As many as 16 nurses at the troubled Ashworth Special Hospital - at present the subject of a public inquiry - had failed to re-register with their regulating body, the UK Central Council for Nursing, Midwifery and Health Visiting. Some patients at Ashworth - in Maghull, Merseyside - were also being detained illegally.

A spokesman for the council said the case was "potentially very dangerous" and a spokesman for the hospital said it was "serious" but that the situation had been remedied and all nurses were now registered.

Yesterday, a spokesman for the hospital said that patient care was not jeopardised by the lapse, and that it involved a handful of nurses out of the 900 employed, However, one ward manager has since been demoted as a result of the discovery.

The spokesman said systems for detecting such failings were now in place and the public should be reassured that the problem had been addressed several months ago. "Patients are at minimum risk to themselves and no risk to the staff or the wider public."

A spokesman for the UK Central Council said: "Any nurses practising without effective registration are by definition not subject to the council's standards.

"There is an onus on the individual to make sure they are up to date with their registration but there is also an onus on the employers as well to ensure there is a system in place to ensure that staff are up to date."

Ashworth - whose most notorious patient is Ian Brady, the Moors Murderer - has been under scrutiny since January 1997 when the then Secretary of State for Health, Stephen Dorrell, ordered an independent inquiry into the hospital over allegations involving pornography, drugs and paedophilia - particularly why a girl of eight was allegedly allowed to play with a sex offender.

The inquiry was told yesterday that Ashworth did not have a policy governing child visitors.
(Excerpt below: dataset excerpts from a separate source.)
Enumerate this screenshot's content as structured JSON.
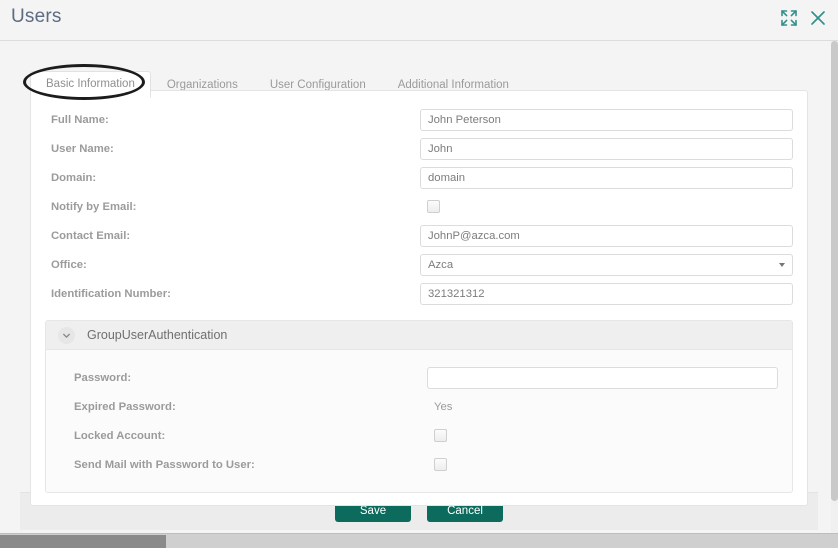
{
  "header": {
    "title": "Users",
    "expand_icon": "expand-icon",
    "close_icon": "close-icon"
  },
  "tabs": [
    {
      "label": "Basic Information",
      "active": true
    },
    {
      "label": "Organizations",
      "active": false
    },
    {
      "label": "User Configuration",
      "active": false
    },
    {
      "label": "Additional Information",
      "active": false
    }
  ],
  "form": {
    "fields": [
      {
        "label": "Full Name:",
        "type": "text",
        "value": "John Peterson"
      },
      {
        "label": "User Name:",
        "type": "text",
        "value": "John"
      },
      {
        "label": "Domain:",
        "type": "text",
        "value": "domain"
      },
      {
        "label": "Notify by Email:",
        "type": "checkbox",
        "checked": false
      },
      {
        "label": "Contact Email:",
        "type": "text",
        "value": "JohnP@azca.com"
      },
      {
        "label": "Office:",
        "type": "select",
        "value": "Azca"
      },
      {
        "label": "Identification Number:",
        "type": "text",
        "value": "321321312"
      }
    ]
  },
  "group": {
    "title": "GroupUserAuthentication",
    "collapse_icon": "chevron-down-icon",
    "fields": [
      {
        "label": "Password:",
        "type": "password",
        "value": ""
      },
      {
        "label": "Expired Password:",
        "type": "static",
        "value": "Yes"
      },
      {
        "label": "Locked Account:",
        "type": "checkbox",
        "checked": false
      },
      {
        "label": "Send Mail with Password to User:",
        "type": "checkbox",
        "checked": false
      }
    ]
  },
  "footer": {
    "save_label": "Save",
    "cancel_label": "Cancel"
  },
  "colors": {
    "accent": "#0d6b5e",
    "title": "#5d6c82",
    "label": "#9b9b9b",
    "page_bg": "#f4f4f4"
  }
}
Richard Backhouse, head of social work practices since February 1994, said the formulation of such a policy was "not high on people's agenda".

Mr Backhouse said he did not know why the recommendations of a Home Office and Department of Health leaflet published in 1991 giving guidelines for working with children had not been adopted at Ashworth. Nor did he know exactly what procedures were followed when Peter Hemming, a convicted paedophile, was allowed a home visit to the father of Child A, the young girl at the centre of the paedophile allegations within the hospital's personality disorder unit.

Referring to the vetting of visitors, Mr Backhouse said: "With hindsight I think we would have looked at it differently. At the time we were trying to put some structure into chaos.

"People were coming in who shouldn't have and people were being turned away who were perfectly safe."

Mr Backhouse told the inquiry he was kept in the dark about the concerns of nurses on the personality disorder unit, and was unaware that one of his principal social workers had been commissioned to work on an investigation into the admittance of Child A on to the unit's Lawrence Ward.